Mahkamah Agung AS mempertahankan undang-undang pembatasan atau larangan terhadap TikTok

Unlock the White House Watch newsletter secara gratis

Mahkamah Agung AS telah menegaskan hukum divestasi atau larangan yang ditujukan kepada TikTok, meninggalkan aplikasi video tersebut berpotensi menghadapi pemadaman untuk 170 juta pengguna AS-nya pada hari Minggu.

Undang-undang tersebut memaksa induk perusahaan TikTok asal China, ByteDance, untuk melepaskan platform tersebut pada tanggal 19 Januari — sehari sebelum Presiden terpilih AS, Donald Trump dilantik — atau menghadapi larangan nasional.

Keputusan oleh mahkamah tertinggi negara itu pada hari Jumat berarti aplikasi video tersebut bisa “mati lampu” di salah satu pasar terbesarnya.

Kecuali ada pembeli yang ditemukan dan perusahaan tersebut dipisahkan dalam beberapa hari, undang-undang tersebut mengharuskan aplikasi video tersebut dihapus dari toko aplikasi Apple dan Google.

Namun, media AS melaporkan pada hari Kamis bahwa Presiden AS Joe Biden tidak akan memberlakukan larangan apa pun selama hari-hari terakhirnya menjabat, mengutip pejabat administrasi.

Trump juga mengatakan bahwa dia berencana untuk “menyelamatkan” aplikasi tersebut ketika dia mengambil alih Gedung Putih pada hari Senin, tanpa memberikan detail lebih lanjut.

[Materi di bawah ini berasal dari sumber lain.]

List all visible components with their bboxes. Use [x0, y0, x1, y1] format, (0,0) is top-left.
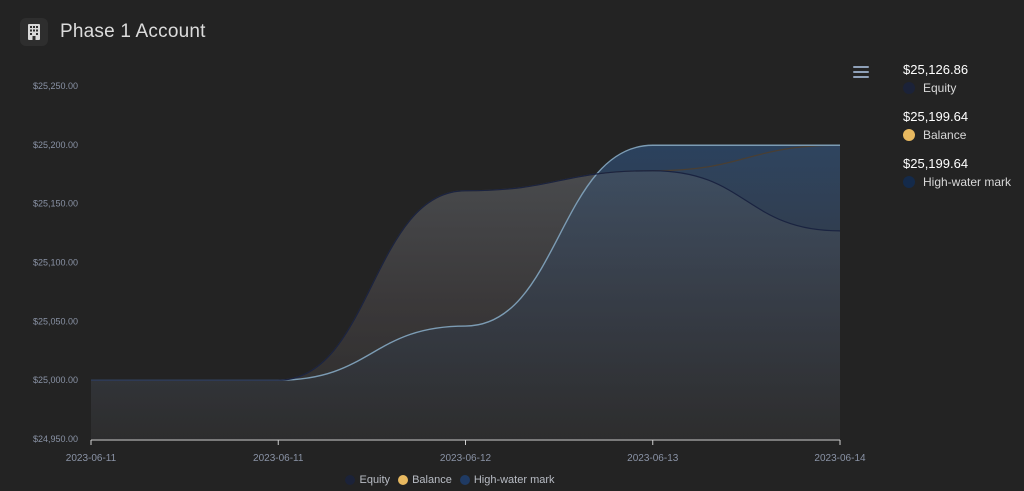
y-tick-label: $25,050.00: [33, 316, 78, 326]
equity-line: [90, 170, 841, 381]
legend-hwm-dot-icon: [459, 475, 470, 485]
y-tick-label: $25,000.00: [33, 375, 78, 385]
x-tick-label: 2023-06-13: [627, 453, 679, 464]
summary-hwm: $25,199.64 High-water mark: [903, 156, 1021, 189]
y-tick-label: $25,200.00: [33, 140, 78, 150]
summary-panel: $25,126.86 Equity $25,199.64 Balance $25…: [903, 62, 1021, 203]
legend-equity-dot-icon: [345, 475, 356, 485]
balance-value: $25,199.64: [903, 109, 969, 124]
x-tick-label: 2023-06-14: [814, 453, 866, 464]
y-tick-label: $25,100.00: [33, 258, 78, 268]
legend-item-hwm[interactable]: High-water mark: [459, 474, 555, 486]
y-tick-label: $25,250.00: [33, 81, 78, 91]
y-tick-label: $24,950.00: [33, 434, 78, 444]
equity-value: $25,126.86: [903, 62, 969, 77]
legend-balance-label: Balance: [412, 474, 452, 486]
equity-dot-icon: [903, 82, 915, 94]
y-tick-label: $25,150.00: [33, 199, 78, 209]
hwm-value: $25,199.64: [903, 156, 969, 171]
x-tick-label: 2023-06-12: [440, 453, 492, 464]
page-title: Phase 1 Account: [60, 21, 206, 42]
legend-hwm-label: High-water mark: [473, 474, 555, 486]
equity-label: Equity: [923, 81, 957, 95]
summary-equity: $25,126.86 Equity: [903, 62, 1021, 95]
x-tick-label: 2023-06-11: [253, 453, 304, 464]
x-tick-label: 2023-06-11: [66, 453, 117, 464]
legend-item-equity[interactable]: Equity: [345, 474, 390, 486]
legend-balance-dot-icon: [398, 475, 409, 485]
chart-menu-icon[interactable]: [853, 66, 869, 80]
hwm-dot-icon: [903, 176, 915, 188]
legend-item-balance[interactable]: Balance: [398, 474, 452, 486]
balance-label: Balance: [923, 128, 967, 142]
summary-balance: $25,199.64 Balance: [903, 109, 1021, 142]
balance-dot-icon: [903, 129, 915, 141]
header: Phase 1 Account: [20, 16, 206, 48]
equity-area: [91, 170, 840, 439]
building-icon: [20, 18, 48, 46]
legend-equity-label: Equity: [359, 474, 391, 486]
chart-legend: Equity Balance High-water mark: [0, 474, 1024, 486]
hwm-label: High-water mark: [923, 175, 1012, 189]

Trump sebelumnya meminta Mahkamah Agung untuk menunda batas waktu legislatif untuk memberikan “kesempatan untuk mengejar penyelesaian politik dari pertanyaan yang terjadi dalam kasus ini”.

Undang-undang tersebut, yang disahkan dengan dukungan bipartisan yang kuat tahun lalu, dipicu oleh kekhawatiran bahwa platform video tersebut, yang meledak popularitasnya di kalangan remaja, bisa dimanfaatkan oleh Beijing untuk spionase atau menyebarkan propaganda.

TikTok meminta Mahkamah Agung untuk mendengar kasusnya setelah pengadilan banding AS menolak tantangannya terhadap undang-undang tersebut, serta permintaannya untuk menghentikan tindakan tersebut dalam proses pengadilan lebih lanjut.

MEMBACA  TPDI Berkeinginan Membangun Sekolah Demokrasi melalui Gugatan Terhadap Jokowi

Aplikasi media sosial tersebut berusaha menolak undang-undang dengan mengklaim bahwa itu tidak konstitusional dan melanggar perlindungan Amendemen Pertama atas kebebasan berbicara.